Meu saudoso pai entendia que tínhamos de enfrentar a sequência dos dias munidos de ferramental sólido: disciplina, concentração, dedicação, perseverança, vontade e interesse naquilo que foi proposto. Compreendia ele que, sem um todo que resultará amoroso, dificilmente o homem atinge objetivos. Paulo insistiu, a perguntar se olhar o passado não se torna uma amarra. Comentei que passos anteriores deveriam ser registrados, seja na coleta do que foi realizado, seja, ao menos, num arquivamento mental. Mas a senda percorrida tem de ser conservada. Lembrei-lhe que todo meu caminho musical, desde 1952, está em grossos livros. Se por vezes os consulto, há sempre a sensação de que valeu a pena a escolha. Sob total outra égide, guardo as marcas do suor de minhas corridas desde meados de 2008 e já lá são 27 oficiais.

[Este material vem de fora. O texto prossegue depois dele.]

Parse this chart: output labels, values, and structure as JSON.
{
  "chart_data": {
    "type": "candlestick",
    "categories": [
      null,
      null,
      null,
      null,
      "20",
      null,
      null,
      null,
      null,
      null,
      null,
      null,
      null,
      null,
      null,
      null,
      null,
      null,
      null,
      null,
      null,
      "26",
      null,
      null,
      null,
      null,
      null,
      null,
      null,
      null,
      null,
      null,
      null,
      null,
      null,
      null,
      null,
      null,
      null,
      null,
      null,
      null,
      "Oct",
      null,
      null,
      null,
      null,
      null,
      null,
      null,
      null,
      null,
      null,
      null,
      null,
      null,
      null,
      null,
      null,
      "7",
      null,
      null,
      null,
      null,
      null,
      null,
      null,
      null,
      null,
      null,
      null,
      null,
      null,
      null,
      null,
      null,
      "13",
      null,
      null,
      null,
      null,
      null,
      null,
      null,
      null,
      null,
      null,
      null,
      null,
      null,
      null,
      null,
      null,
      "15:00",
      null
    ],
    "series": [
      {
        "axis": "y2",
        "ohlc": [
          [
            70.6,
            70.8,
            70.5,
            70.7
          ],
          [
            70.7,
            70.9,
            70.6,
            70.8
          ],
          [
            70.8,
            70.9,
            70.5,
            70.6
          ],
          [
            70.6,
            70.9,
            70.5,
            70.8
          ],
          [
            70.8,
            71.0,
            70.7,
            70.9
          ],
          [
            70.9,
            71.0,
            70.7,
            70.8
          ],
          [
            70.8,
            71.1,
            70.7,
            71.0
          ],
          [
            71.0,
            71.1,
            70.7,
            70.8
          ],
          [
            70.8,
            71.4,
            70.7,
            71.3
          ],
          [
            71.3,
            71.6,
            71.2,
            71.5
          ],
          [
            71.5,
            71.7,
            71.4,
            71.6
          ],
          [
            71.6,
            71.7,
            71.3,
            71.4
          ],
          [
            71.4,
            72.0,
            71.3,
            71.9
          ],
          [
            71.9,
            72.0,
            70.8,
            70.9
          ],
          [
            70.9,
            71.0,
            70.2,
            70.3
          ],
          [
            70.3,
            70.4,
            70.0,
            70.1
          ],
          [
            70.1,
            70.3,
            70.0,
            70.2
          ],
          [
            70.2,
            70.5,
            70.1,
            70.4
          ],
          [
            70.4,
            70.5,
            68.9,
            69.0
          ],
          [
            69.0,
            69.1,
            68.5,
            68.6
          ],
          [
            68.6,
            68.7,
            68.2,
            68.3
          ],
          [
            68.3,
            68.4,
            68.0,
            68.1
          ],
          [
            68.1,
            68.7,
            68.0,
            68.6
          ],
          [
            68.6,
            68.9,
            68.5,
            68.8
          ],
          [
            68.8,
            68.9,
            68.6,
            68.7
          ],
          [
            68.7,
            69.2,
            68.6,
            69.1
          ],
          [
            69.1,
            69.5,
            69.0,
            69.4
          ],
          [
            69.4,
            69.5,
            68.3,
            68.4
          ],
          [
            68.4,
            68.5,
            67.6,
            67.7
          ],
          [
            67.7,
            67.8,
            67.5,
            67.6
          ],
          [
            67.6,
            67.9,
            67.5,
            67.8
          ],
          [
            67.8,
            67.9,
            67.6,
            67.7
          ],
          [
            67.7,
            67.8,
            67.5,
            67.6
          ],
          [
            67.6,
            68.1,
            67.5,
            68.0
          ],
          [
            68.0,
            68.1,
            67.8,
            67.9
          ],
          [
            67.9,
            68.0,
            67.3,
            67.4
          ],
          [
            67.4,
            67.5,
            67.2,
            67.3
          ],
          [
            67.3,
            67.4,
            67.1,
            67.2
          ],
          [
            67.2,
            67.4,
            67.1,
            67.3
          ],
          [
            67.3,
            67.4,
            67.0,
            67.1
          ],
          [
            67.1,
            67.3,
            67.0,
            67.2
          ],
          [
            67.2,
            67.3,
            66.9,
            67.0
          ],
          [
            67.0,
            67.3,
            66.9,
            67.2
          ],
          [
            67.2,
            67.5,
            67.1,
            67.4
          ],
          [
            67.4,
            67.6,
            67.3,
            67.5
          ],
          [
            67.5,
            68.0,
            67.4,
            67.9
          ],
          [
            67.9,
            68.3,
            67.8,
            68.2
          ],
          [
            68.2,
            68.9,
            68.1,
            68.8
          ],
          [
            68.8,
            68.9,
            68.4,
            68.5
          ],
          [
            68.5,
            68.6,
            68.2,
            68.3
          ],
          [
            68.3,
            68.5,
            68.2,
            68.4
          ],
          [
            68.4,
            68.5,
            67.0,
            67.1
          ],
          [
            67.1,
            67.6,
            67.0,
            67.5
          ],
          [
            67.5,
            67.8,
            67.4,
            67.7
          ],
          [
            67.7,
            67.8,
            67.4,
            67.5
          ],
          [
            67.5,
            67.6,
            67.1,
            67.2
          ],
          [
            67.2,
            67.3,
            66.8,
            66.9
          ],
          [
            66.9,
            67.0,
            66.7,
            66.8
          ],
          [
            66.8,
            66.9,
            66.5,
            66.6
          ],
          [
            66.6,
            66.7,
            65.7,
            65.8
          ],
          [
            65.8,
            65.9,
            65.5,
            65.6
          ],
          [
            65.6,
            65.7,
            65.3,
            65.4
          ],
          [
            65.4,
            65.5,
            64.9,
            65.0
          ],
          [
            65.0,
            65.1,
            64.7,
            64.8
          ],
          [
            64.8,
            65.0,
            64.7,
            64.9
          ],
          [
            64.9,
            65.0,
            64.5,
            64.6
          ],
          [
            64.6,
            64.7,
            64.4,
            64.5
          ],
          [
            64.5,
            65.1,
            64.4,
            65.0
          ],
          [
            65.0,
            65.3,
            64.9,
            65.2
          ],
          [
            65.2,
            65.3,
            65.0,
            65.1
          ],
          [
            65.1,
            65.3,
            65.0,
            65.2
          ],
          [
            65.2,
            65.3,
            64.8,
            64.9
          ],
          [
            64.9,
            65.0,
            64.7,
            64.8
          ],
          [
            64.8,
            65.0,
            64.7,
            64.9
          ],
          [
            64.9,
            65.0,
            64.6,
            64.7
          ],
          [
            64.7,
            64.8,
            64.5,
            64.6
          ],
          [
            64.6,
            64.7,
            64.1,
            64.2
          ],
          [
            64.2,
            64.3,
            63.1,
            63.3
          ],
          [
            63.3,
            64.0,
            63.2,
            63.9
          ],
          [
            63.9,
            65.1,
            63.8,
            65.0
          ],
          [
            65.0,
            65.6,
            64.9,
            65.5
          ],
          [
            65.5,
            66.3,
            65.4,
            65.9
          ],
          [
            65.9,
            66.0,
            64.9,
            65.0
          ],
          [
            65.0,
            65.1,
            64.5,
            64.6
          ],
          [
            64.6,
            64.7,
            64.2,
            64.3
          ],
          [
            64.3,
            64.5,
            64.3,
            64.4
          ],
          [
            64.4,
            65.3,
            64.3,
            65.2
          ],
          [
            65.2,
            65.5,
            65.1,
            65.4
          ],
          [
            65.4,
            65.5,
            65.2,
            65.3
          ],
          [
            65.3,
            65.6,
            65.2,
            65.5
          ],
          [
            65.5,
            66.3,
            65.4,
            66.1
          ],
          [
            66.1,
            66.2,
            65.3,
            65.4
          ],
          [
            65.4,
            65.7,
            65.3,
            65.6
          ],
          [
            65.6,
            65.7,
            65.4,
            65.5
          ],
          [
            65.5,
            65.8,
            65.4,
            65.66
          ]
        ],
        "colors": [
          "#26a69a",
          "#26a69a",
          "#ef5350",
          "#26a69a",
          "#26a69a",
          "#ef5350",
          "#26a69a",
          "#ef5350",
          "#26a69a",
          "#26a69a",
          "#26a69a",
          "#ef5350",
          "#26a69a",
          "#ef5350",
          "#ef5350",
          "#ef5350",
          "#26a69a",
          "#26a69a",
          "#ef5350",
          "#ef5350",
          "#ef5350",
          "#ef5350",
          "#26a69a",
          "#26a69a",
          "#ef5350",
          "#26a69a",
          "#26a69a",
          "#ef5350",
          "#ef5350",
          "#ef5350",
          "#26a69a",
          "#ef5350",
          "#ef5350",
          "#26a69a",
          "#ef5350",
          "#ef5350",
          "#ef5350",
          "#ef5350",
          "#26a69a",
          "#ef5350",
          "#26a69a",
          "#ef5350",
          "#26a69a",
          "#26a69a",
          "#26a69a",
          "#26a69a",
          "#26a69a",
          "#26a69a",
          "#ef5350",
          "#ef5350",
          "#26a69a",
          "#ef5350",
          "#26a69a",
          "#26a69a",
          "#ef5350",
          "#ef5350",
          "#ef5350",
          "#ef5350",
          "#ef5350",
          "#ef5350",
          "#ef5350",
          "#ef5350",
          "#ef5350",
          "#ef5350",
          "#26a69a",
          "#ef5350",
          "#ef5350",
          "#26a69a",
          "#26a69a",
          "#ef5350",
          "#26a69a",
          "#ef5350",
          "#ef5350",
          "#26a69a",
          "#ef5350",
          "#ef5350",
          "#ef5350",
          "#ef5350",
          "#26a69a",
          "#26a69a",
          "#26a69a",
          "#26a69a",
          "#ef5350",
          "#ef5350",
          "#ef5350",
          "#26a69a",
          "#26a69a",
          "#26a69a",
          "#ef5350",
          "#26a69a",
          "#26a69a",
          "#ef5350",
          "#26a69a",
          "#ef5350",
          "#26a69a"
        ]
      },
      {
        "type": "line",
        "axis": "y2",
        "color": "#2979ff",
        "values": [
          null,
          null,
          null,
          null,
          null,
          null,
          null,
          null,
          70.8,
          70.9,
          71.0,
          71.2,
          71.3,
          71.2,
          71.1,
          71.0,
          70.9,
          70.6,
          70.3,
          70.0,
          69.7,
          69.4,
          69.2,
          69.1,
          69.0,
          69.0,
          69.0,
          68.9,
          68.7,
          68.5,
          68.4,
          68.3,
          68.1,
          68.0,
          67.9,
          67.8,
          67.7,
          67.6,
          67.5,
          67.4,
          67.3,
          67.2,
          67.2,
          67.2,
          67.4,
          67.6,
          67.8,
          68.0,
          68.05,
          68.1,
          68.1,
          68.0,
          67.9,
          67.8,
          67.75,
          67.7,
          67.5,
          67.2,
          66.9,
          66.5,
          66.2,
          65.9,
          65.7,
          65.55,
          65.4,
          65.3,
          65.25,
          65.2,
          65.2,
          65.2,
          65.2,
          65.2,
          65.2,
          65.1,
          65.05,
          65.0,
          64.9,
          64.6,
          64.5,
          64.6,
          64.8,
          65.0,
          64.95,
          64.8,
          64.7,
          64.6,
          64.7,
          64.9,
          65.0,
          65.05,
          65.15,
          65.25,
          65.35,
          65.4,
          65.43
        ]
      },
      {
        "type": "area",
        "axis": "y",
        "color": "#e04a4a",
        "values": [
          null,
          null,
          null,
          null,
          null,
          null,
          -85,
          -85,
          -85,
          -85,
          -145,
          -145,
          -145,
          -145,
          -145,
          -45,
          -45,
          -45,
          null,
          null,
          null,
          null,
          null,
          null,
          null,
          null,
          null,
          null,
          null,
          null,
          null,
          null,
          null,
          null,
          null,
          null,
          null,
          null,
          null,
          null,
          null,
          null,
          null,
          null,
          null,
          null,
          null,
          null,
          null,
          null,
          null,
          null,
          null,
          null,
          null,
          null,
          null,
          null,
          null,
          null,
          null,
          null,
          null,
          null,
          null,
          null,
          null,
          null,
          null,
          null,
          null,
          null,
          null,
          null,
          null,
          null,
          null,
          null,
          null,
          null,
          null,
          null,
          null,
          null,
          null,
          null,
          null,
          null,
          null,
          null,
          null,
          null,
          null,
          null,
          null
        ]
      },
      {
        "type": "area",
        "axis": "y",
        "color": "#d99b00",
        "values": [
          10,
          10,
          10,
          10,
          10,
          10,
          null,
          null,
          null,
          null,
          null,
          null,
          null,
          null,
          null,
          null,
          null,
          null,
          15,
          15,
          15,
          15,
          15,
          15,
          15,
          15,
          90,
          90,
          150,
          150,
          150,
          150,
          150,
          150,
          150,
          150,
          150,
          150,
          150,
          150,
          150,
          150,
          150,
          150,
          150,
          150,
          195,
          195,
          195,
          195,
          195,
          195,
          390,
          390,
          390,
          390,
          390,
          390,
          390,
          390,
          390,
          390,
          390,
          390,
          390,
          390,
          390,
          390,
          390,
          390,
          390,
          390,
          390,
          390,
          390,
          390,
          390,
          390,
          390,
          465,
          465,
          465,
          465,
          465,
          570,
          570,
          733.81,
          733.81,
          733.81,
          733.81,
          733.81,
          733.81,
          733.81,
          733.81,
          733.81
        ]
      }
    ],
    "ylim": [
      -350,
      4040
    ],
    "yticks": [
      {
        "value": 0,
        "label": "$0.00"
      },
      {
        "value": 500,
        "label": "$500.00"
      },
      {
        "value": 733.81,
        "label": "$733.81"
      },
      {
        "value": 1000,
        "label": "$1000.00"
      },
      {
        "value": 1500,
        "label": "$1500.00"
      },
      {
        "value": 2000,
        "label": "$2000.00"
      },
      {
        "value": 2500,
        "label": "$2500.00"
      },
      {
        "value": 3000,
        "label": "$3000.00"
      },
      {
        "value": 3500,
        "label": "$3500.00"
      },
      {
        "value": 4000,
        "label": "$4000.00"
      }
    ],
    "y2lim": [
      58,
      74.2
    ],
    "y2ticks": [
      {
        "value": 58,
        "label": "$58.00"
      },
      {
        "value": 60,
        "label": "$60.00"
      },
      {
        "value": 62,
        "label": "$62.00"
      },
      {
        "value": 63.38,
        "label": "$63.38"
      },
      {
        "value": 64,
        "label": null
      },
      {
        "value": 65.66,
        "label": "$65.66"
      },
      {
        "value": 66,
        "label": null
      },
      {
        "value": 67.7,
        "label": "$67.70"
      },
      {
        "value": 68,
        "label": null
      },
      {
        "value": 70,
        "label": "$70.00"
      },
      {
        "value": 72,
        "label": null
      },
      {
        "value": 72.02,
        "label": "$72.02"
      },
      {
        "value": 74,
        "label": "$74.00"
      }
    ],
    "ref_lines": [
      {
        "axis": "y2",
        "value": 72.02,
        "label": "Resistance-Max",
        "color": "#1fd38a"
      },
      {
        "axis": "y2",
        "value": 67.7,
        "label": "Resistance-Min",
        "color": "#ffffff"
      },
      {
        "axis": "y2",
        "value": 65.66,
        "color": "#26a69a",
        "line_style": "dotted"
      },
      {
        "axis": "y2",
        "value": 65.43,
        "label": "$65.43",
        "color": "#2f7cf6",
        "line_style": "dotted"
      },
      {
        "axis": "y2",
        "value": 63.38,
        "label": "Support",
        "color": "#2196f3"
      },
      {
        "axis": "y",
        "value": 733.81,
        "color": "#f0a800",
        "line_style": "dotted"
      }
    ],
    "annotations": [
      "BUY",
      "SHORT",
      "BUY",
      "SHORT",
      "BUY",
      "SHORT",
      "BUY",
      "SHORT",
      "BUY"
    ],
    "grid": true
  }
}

Fotos e medalhas dessas anônimas participações dão-me alento para as outras que deverei percorrer até que minhas pernas comecem a fraquejar. Não nos aproximamos dos 15km da S. Silvestre e da temível subida da Av. Brigadeiro? Às 5 da tarde de 31 de Dezembro espero estar na Av. Paulista para a terceira participação. O meu velho amigo maratonista Nicola já me dizia em 2008: “se o físico estiver preparado, deixe todo o resto para a mente”. E quando nasce a vontade de ser um desses mais de 20.000 integrantes no ano vindouro, perguntou-me o colega Paulo? Quando à meia noite, ao olhar o céu e houver o espocar dos fogos de artifício, mente e coração já se sentirem preparados para o Novo Ano. O interregno da passagem como sinônimo de sequência. Assim acredito.
Desejo aos generosos leitores um 2011 que atenda aos anseios de todos.

Desenho de Luca Vitali. Clique para ampliar.

Wishing you all a happy 2011, I reflect on new year’s resolutions and the strength of will necessary to overcome obstacles and make our dreams come true.